Video world models can generate realistic futures from a single instruction, but they often fail to track the same physical points consistently across time. As a result, the generated videos appear plausible yet lack the physical grounding required for reliable action execution. GEM-4D injects dense 4D correspondence supervision distilled from a pretrained geometry foundation model into the video generative backbone during training.

Key Contributions

- Proposes GEM-4D, a geometry-grounded video world model that jointly captures appearance and geometric structure

Introduces dense 4D correspondence supervision distilled from a pretrained geometry foundation model

Develops an inverse dynamics module that converts correspondence-consistent video rollouts into executable robot trajectories

Achieves state-of-the-art performance on both video prediction and geometric consistency

Method Details

GEM-4D uses a single-stream architecture (no additional inference cost) that injects 4D correspondence supervision during training.

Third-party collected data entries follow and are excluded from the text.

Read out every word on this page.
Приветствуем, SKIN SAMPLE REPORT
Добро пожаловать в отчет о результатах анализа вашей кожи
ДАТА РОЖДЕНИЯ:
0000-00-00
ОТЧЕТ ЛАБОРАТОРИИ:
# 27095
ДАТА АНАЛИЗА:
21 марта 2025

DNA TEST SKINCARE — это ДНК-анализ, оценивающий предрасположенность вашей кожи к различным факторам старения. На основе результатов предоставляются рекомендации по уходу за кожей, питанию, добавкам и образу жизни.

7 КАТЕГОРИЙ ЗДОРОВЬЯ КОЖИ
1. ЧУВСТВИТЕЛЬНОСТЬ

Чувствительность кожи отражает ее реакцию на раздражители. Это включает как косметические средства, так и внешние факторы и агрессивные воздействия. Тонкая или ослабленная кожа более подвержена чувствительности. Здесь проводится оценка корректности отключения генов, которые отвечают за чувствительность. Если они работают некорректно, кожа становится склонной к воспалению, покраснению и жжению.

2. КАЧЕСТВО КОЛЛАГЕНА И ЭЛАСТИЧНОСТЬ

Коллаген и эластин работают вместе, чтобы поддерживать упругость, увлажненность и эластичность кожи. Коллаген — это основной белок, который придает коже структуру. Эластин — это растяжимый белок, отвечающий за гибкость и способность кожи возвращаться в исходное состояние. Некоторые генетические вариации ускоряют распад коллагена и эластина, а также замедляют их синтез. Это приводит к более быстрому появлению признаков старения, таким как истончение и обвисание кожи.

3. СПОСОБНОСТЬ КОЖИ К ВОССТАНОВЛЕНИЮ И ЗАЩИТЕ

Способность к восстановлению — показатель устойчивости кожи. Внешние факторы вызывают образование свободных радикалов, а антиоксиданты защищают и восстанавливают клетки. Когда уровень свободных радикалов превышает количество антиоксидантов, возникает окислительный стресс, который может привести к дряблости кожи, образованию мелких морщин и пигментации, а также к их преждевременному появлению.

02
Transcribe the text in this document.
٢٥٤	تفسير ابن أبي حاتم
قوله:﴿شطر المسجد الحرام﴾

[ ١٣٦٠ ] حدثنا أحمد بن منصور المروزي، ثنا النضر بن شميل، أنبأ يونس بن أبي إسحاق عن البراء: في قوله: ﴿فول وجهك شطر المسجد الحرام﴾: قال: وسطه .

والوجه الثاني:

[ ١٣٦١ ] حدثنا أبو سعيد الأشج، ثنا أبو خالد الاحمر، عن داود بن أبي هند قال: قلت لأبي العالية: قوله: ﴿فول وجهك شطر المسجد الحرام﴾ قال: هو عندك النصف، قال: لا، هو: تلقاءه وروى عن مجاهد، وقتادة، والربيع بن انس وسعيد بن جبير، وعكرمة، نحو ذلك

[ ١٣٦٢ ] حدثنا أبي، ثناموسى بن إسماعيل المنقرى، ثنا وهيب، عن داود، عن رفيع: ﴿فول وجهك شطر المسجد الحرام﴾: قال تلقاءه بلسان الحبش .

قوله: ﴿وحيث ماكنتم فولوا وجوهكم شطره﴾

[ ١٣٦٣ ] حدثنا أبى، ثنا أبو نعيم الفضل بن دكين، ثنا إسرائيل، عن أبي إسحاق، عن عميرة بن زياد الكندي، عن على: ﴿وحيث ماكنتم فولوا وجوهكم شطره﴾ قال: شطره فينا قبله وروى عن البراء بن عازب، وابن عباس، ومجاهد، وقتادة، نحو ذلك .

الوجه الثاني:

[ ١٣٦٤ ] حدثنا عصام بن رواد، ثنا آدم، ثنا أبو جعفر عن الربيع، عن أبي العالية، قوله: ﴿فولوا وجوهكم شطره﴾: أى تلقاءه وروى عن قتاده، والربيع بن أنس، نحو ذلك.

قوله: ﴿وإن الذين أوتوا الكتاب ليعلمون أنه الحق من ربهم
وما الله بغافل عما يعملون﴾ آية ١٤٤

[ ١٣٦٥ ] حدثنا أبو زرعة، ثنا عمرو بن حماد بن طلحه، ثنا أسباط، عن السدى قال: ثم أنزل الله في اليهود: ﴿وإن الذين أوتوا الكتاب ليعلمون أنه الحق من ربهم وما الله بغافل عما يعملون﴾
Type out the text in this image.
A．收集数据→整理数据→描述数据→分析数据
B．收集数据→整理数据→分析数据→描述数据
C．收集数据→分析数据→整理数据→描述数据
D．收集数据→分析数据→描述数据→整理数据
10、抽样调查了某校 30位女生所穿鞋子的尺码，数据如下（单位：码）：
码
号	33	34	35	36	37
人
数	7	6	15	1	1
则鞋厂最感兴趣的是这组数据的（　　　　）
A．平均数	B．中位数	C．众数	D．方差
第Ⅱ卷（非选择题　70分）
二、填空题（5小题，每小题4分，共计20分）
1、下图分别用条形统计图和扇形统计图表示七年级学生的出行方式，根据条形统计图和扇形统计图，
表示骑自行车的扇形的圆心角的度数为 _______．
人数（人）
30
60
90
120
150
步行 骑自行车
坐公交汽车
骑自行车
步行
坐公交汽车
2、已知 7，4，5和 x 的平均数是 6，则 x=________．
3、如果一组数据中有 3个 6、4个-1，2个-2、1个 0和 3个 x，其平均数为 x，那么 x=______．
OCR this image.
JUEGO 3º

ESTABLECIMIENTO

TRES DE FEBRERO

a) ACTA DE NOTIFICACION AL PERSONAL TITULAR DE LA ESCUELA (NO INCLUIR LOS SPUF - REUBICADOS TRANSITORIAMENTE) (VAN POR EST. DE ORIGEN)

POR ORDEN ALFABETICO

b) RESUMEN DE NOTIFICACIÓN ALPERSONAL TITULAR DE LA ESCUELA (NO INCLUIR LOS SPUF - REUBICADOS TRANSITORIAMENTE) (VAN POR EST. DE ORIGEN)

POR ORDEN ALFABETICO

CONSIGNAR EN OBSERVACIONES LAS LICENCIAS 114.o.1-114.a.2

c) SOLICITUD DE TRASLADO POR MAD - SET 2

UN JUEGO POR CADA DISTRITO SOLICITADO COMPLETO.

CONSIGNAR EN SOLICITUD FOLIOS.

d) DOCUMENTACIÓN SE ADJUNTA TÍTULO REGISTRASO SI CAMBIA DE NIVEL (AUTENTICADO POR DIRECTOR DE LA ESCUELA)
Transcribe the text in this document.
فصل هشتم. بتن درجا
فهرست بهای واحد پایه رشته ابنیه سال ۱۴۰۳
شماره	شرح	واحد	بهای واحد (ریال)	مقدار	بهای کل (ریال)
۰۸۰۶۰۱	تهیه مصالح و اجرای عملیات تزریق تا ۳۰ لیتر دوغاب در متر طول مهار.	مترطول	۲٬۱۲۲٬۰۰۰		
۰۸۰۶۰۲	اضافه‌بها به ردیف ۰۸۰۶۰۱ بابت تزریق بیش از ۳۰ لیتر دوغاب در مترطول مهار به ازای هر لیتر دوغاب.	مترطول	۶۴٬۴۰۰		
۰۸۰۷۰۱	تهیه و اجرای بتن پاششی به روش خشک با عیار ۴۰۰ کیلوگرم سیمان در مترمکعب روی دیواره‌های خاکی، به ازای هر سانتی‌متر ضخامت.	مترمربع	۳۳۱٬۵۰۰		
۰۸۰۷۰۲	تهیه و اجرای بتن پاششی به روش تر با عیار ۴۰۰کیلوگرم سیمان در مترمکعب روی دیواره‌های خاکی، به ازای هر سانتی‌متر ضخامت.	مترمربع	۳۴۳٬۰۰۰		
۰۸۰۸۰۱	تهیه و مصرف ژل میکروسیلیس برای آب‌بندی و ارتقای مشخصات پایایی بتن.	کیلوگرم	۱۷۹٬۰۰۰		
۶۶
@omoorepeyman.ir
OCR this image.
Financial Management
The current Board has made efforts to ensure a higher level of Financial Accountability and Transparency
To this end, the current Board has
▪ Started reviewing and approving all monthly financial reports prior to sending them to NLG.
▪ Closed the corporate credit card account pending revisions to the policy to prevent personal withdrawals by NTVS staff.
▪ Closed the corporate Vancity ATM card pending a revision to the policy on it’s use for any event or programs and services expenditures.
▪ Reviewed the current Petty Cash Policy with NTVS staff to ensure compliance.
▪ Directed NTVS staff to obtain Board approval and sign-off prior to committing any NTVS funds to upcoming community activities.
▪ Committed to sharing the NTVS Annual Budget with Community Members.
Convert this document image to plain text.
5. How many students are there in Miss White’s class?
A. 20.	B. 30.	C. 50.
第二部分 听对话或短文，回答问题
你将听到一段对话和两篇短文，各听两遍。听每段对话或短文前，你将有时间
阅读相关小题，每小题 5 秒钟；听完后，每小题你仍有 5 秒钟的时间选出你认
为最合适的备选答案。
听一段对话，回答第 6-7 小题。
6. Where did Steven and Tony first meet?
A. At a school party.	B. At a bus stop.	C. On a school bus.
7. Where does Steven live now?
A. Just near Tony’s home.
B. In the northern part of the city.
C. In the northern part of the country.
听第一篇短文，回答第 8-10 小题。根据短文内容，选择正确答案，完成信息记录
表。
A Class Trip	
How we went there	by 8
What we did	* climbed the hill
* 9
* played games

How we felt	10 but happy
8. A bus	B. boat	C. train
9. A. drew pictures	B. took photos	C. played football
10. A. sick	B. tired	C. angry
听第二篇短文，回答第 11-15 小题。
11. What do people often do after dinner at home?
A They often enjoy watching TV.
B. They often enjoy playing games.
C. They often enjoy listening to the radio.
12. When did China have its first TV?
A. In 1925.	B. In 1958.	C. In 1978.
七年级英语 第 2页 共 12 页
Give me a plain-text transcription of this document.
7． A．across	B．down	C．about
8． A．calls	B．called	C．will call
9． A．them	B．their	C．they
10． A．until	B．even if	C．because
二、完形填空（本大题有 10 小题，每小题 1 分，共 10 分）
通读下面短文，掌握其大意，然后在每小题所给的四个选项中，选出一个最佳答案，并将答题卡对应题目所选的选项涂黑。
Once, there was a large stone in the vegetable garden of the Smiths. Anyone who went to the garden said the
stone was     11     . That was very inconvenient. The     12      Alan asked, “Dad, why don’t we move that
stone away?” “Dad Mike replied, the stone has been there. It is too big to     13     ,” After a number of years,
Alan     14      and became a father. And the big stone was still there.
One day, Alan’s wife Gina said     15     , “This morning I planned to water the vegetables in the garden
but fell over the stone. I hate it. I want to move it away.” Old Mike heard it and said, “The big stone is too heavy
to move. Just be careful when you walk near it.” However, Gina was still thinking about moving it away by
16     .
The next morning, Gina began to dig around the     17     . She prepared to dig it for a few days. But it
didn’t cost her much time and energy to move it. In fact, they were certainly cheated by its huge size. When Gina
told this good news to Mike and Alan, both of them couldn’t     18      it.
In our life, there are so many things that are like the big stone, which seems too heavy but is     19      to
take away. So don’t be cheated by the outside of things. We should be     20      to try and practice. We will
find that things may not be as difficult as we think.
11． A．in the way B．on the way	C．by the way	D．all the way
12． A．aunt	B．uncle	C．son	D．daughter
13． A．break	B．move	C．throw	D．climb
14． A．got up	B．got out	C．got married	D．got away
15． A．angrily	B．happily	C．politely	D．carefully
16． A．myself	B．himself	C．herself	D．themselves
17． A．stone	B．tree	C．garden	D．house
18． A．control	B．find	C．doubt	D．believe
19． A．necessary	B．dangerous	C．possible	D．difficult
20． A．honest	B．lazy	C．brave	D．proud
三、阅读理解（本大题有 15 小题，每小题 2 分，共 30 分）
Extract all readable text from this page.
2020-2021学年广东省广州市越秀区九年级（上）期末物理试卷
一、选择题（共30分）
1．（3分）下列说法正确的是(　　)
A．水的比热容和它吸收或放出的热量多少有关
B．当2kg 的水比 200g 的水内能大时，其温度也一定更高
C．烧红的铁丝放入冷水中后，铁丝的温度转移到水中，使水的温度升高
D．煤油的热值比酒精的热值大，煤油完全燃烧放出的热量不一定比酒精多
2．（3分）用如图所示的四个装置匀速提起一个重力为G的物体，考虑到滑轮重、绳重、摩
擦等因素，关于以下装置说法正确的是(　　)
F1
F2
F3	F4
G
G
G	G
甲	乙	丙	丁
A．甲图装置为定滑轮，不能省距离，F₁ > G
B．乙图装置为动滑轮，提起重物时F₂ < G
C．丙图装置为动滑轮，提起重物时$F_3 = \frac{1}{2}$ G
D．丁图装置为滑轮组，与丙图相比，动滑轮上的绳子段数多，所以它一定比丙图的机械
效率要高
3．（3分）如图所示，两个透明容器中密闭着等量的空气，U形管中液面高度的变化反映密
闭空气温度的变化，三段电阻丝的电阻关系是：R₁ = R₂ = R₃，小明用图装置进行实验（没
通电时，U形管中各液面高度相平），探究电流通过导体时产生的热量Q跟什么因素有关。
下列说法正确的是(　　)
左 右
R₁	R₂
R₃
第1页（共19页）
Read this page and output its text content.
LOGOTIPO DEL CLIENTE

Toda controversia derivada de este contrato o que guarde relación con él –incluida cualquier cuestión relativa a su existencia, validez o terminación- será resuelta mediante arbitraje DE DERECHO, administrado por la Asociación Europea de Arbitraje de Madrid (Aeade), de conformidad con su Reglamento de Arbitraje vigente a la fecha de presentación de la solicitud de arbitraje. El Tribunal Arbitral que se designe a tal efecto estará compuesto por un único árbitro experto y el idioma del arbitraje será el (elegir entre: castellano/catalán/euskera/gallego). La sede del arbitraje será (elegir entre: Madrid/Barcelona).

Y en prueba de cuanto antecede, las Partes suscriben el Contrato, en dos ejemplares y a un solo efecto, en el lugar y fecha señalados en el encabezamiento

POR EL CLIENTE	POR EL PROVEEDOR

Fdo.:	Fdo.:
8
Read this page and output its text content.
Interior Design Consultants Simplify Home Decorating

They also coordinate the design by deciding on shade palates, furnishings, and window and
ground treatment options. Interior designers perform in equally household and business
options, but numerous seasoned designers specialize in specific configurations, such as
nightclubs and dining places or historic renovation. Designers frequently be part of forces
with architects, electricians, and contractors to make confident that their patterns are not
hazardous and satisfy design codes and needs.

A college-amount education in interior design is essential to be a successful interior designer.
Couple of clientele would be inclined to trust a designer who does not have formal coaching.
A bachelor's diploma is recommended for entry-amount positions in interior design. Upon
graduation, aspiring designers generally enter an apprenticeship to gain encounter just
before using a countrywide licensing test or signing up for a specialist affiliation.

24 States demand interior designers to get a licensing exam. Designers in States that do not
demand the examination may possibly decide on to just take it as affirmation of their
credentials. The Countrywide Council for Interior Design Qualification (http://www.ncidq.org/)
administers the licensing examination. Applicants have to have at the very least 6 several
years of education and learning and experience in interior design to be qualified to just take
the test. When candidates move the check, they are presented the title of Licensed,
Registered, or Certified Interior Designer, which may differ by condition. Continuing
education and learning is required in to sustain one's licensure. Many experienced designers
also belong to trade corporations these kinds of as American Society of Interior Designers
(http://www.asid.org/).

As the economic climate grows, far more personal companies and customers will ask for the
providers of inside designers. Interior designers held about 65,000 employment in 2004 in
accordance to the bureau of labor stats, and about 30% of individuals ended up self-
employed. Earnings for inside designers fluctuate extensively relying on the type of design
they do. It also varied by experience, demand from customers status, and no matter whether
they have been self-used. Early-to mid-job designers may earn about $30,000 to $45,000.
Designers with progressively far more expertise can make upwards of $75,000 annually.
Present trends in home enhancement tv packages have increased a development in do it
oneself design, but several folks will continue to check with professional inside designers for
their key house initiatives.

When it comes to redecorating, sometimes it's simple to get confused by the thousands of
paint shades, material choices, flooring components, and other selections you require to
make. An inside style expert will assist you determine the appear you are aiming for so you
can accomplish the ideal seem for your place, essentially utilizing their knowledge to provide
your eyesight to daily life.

The key architectural choices:

1. Geometry Foundation Model: Uses a pretrained geometry model to provide dense 4D correspondence supervision

2. Joint Training: Enables the model to capture both appearance and geometric structure simultaneously 3. Inverse Dynamics Module: Converts correspondence-consistent video rollouts into executable robot trajectories

The model maintains a single-stream architecture with no additional inference cost compared to standard video prediction models.

Key Results

| Metric | Value | |--------|-------| | Real-world manipulation success (before) | 61% | | Real-world manipulation success (after GEM-4D) | 81% | | Improvement | +20 percentage points |

GEM-4D achieves state-of-the-art on both:

Video prediction quality

Geometric consistency across simulation and real-world scenarios

Limitations and Future Work

The paper does not explicitly discuss limitations. Future directions could include:

Extending to more complex manipulation tasks

Improving correspondence tracking in occluded scenes

Scaling to larger robotic systems

Relevance to Patrick's Research

GEM-4D directly addresses a key limitation of existing video world models for robotics: geometric inconsistency. The approach of distilling geometry supervision from a foundation model into the video generation backbone is a practical solution. The 20 percentage point improvement in real-world manipulation success demonstrates that physical grounding matters for robot manipulation tasks.